Your 10% electronic submission of Summary of Care C-CDA documents via Direct protocol measure is at risk.

Is your organization prepared to manage the changes required to support the 2014 measures?

This is a triple-legged stool consideration: people, process, and technology must all align for change to be effective. To identify the process changes required, and the people needed to support those processes, you must understand the technology that will be driving this change. Of all the EMRs in your organization, only 2 have provided product specifications, release notes, and user guides for their 2014-certified editions.

Requests for documentation about UI, data, or workflow changes in the 2014 versions are met with vague responses, “We will ask product management and get back to you on that.” Without information on the workflow changes, you cannot identify process changes. Without process change recognition, you cannot properly identify people required to execute the processes. You are left completely in the dark until such time as the vendors see fit to release not only the product, but the documentation supporting the product.

Clearly, your enterprise program for Meaningful Use Stage 2 health IT implementation and adoption is at risk.

What is the likelihood that your Meaningful Use Stage 2 attestation will be a successful endeavor for the enterprise?

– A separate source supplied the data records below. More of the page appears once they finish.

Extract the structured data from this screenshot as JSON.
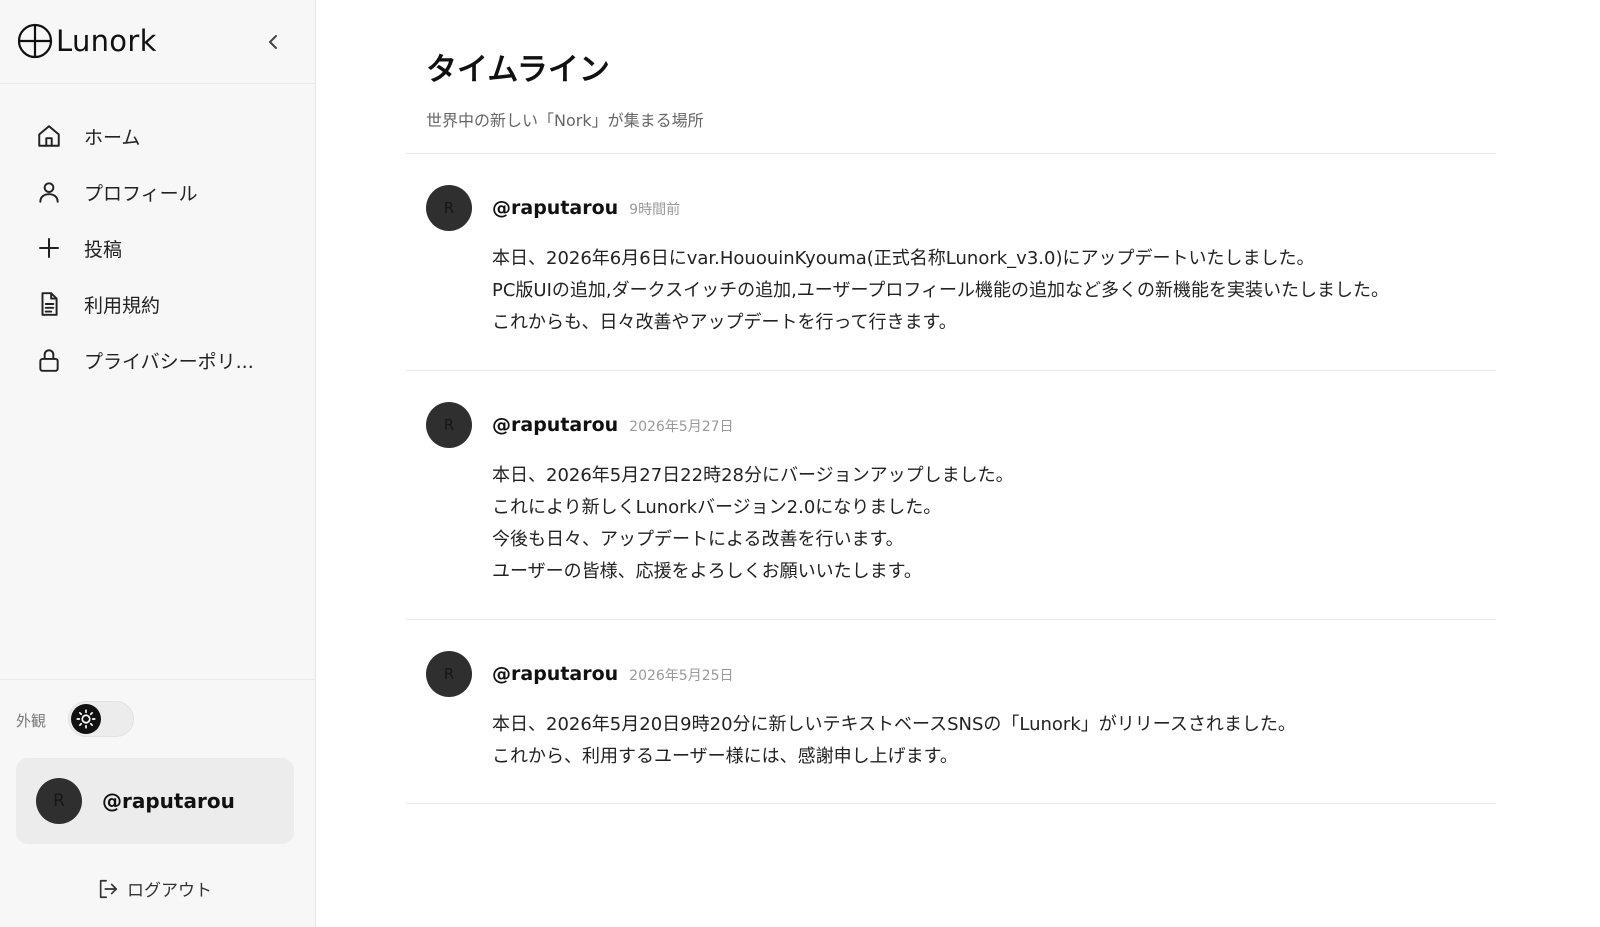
{
  "brand": {
    "name": "Lunork"
  },
  "sidebar": {
    "collapse_icon": "chevron-left-icon",
    "nav": [
      {
        "label": "ホーム",
        "icon": "home-icon"
      },
      {
        "label": "プロフィール",
        "icon": "user-icon"
      },
      {
        "label": "投稿",
        "icon": "plus-icon"
      },
      {
        "label": "利用規約",
        "icon": "document-icon"
      },
      {
        "label": "プライバシーポリ...",
        "icon": "lock-icon"
      }
    ],
    "appearance_label": "外観",
    "theme_toggle": {
      "icon": "sun-icon",
      "mode": "light"
    },
    "user": {
      "avatar_initial": "R",
      "handle": "@raputarou"
    },
    "logout_label": "ログアウト",
    "logout_icon": "logout-icon"
  },
  "main": {
    "title": "タイムライン",
    "subtitle": "世界中の新しい「Nork」が集まる場所",
    "posts": [
      {
        "avatar_initial": "R",
        "user": "@raputarou",
        "time": "9時間前",
        "lines": [
          "本日、2026年6月6日にvar.HououinKyouma(正式名称Lunork_v3.0)にアップデートいたしました。",
          "PC版UIの追加,ダークスイッチの追加,ユーザープロフィール機能の追加など多くの新機能を実装いたしました。",
          "これからも、日々改善やアップデートを行って行きます。"
        ]
      },
      {
        "avatar_initial": "R",
        "user": "@raputarou",
        "time": "2026年5月27日",
        "lines": [
          "本日、2026年5月27日22時28分にバージョンアップしました。",
          "これにより新しくLunorkバージョン2.0になりました。",
          "今後も日々、アップデートによる改善を行います。",
          "ユーザーの皆様、応援をよろしくお願いいたします。"
        ]
      },
      {
        "avatar_initial": "R",
        "user": "@raputarou",
        "time": "2026年5月25日",
        "lines": [
          "本日、2026年5月20日9時20分に新しいテキストベースSNSの「Lunork」がリリースされました。",
          "これから、利用するユーザー様には、感謝申し上げます。"
        ]
      }
    ]
  }
}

As a program manager, I would put this effort in flaming red status, due to the multitude of risks and external dependencies over which the IDN organization has zero control. I’d apply that same stoplight scorecard rating to the MU Stage 2 initiative. There is simply too much risk and too many variables outside the provider’s control to execute this plan effectively, without incurring negative impacts to patient care.

The ONC never said Meaningful Use would be easy, but does it have to be this hard?